Воронин вышел в тёмный коридор. Спиной он чувствовал, как затихающий шторм чувствует моряк: гроза не миновала, она лишь набирала силу. Семёнов сел ему на след всерьёз и надолго, и стряхнуть его словами было нельзя.
Он шёл по тёмному коридору и трезво, без паники взвешивал своё положение. Оно было скверным. Свидетелей нет, словам конец, легенда против такой логики не держит. Оставались бумаги — единственный свидетель, которого не собьёшь на допросе и не повернёшь ни так, ни эдак: военная ценность либо есть, либо её нет, и понимающий человек отличит золото от подделки с первого взгляда. Всё теперь висело на одном — найдётся ли в этом штабе такой человек и доберутся ли до него трофейные папки прежде, чем Семёнов доведёт дело до ареста. Затем он эти бумаги и тащил через весь выход, сам толком не зная зачем. Теперь знал.
Его отвели в отведённый угол — не камера ещё, но уже и не казарма: комнатушка с зарешеченным окном, часовой за дверью.
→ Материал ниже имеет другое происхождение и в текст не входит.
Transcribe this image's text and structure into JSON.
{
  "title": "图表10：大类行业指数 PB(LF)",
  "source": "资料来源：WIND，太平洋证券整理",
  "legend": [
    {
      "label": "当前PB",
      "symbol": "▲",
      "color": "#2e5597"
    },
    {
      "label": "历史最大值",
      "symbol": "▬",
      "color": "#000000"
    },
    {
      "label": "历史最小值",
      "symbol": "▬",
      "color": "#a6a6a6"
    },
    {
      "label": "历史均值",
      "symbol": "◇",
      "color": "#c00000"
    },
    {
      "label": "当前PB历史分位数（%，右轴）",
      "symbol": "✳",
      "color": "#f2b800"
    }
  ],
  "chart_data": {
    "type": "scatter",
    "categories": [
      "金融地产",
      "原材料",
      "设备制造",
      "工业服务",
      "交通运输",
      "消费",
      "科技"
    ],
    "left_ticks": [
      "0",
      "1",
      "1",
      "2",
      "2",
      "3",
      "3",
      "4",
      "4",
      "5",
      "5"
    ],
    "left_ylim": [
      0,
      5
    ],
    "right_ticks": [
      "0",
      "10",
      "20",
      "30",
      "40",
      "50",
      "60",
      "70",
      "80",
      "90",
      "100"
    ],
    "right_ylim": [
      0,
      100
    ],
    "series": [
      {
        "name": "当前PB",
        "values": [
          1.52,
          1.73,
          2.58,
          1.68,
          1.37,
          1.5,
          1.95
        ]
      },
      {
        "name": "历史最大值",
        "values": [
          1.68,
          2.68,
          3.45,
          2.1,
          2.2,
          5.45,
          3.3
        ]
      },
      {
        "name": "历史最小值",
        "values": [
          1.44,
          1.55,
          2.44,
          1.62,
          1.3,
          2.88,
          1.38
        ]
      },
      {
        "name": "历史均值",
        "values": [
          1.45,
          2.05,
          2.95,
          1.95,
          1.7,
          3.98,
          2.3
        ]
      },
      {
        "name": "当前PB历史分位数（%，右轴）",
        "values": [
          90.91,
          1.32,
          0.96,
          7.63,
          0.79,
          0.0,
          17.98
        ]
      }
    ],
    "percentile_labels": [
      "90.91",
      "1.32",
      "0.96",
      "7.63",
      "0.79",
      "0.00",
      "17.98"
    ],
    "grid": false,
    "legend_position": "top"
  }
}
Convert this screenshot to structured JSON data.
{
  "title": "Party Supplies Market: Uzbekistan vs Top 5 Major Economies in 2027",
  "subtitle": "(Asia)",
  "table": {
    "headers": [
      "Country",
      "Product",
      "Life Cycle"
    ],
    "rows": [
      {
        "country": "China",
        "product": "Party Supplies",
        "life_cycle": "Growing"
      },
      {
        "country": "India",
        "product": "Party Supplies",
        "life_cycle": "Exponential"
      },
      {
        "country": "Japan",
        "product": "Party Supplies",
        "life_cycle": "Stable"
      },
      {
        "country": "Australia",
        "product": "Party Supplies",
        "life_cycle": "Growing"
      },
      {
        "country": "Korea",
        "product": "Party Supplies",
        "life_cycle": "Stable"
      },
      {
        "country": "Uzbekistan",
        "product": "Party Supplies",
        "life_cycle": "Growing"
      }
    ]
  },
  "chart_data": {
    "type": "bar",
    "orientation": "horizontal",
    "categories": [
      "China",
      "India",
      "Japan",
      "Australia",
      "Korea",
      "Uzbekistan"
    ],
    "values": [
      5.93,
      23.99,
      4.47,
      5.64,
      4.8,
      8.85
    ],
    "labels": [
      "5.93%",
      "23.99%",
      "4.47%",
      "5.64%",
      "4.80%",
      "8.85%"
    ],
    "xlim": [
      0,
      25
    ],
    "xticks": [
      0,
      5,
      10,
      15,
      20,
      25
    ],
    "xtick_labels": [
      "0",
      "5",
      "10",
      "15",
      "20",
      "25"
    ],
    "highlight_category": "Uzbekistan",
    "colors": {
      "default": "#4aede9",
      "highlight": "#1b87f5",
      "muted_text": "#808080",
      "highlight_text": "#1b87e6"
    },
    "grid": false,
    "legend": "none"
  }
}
Воронин лёг на голые нары и долго не мог уснуть, хотя устал смертельно. Он не привык зависеть от чужого решения так полно, так беспомощно. Всю свою двойную жизнь он сам был из тех, кто решает, оценивает, выносит приговор, — а теперь лежал и ждал, пока другие раскроют добытые им же, кровью его людей, бумаги и решат за него, кто он такой. И впервые за долгое время поймал себя на чём-то похожем на молитву — не богу, в которого не верил, а просто в темноту: пусть найдётся среди них умеющий. Пусть хоть один поймёт, чего стоят эти карты.
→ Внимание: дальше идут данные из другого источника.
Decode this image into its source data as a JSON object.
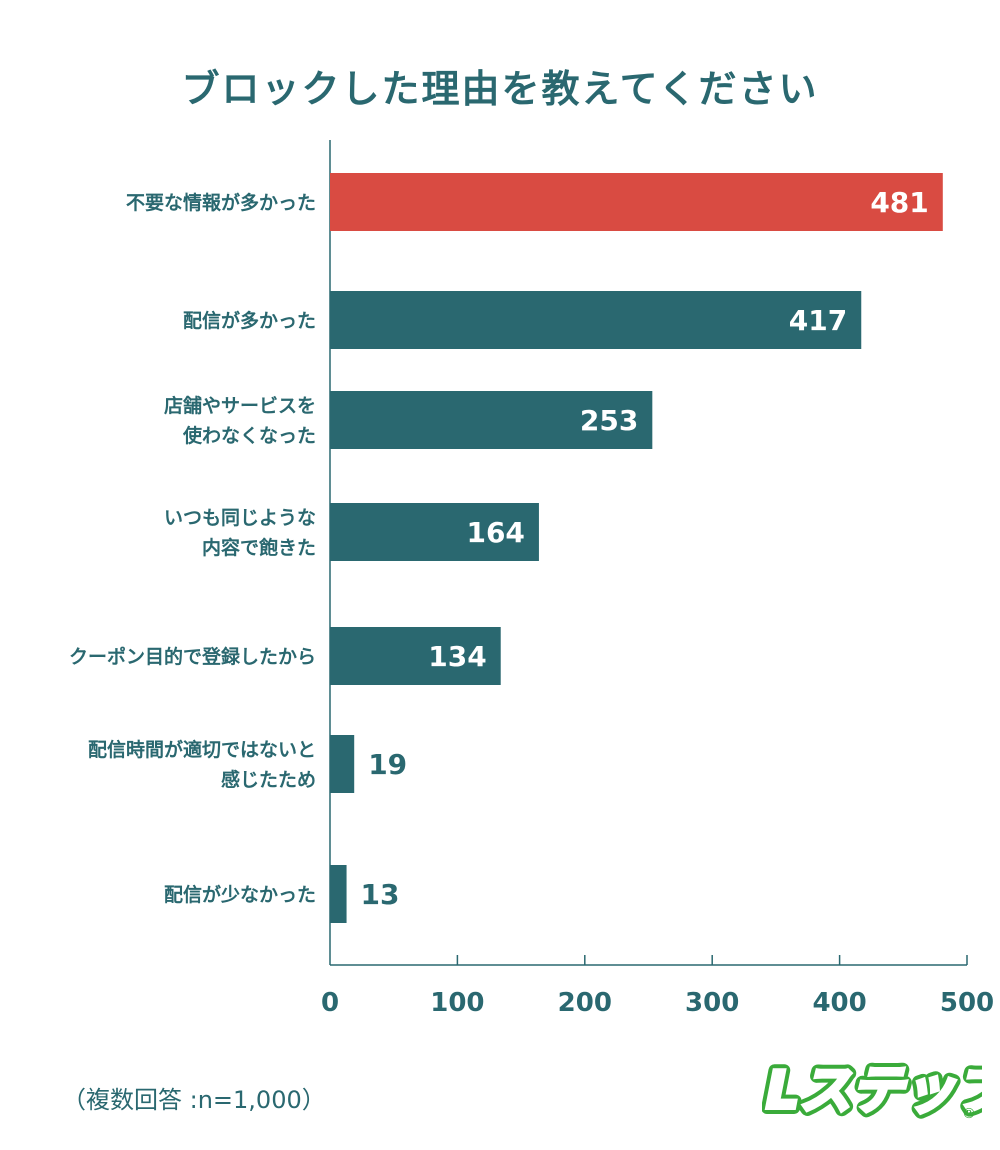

Он закрыл глаза. Где-то за стеной, в кабинете без таблички, неутомимый Семёнов ещё работал: подшивал, сверял, строил по кирпичику своё дело. А в нескольких шагах, в сейфе, лежали бумаги, которым предстояло это дело либо подтвердить, либо обрушить. Всё уже было сделано и сказано; теперь решал сейф. Воронин провалился в тяжёлый, без сновидений, сон.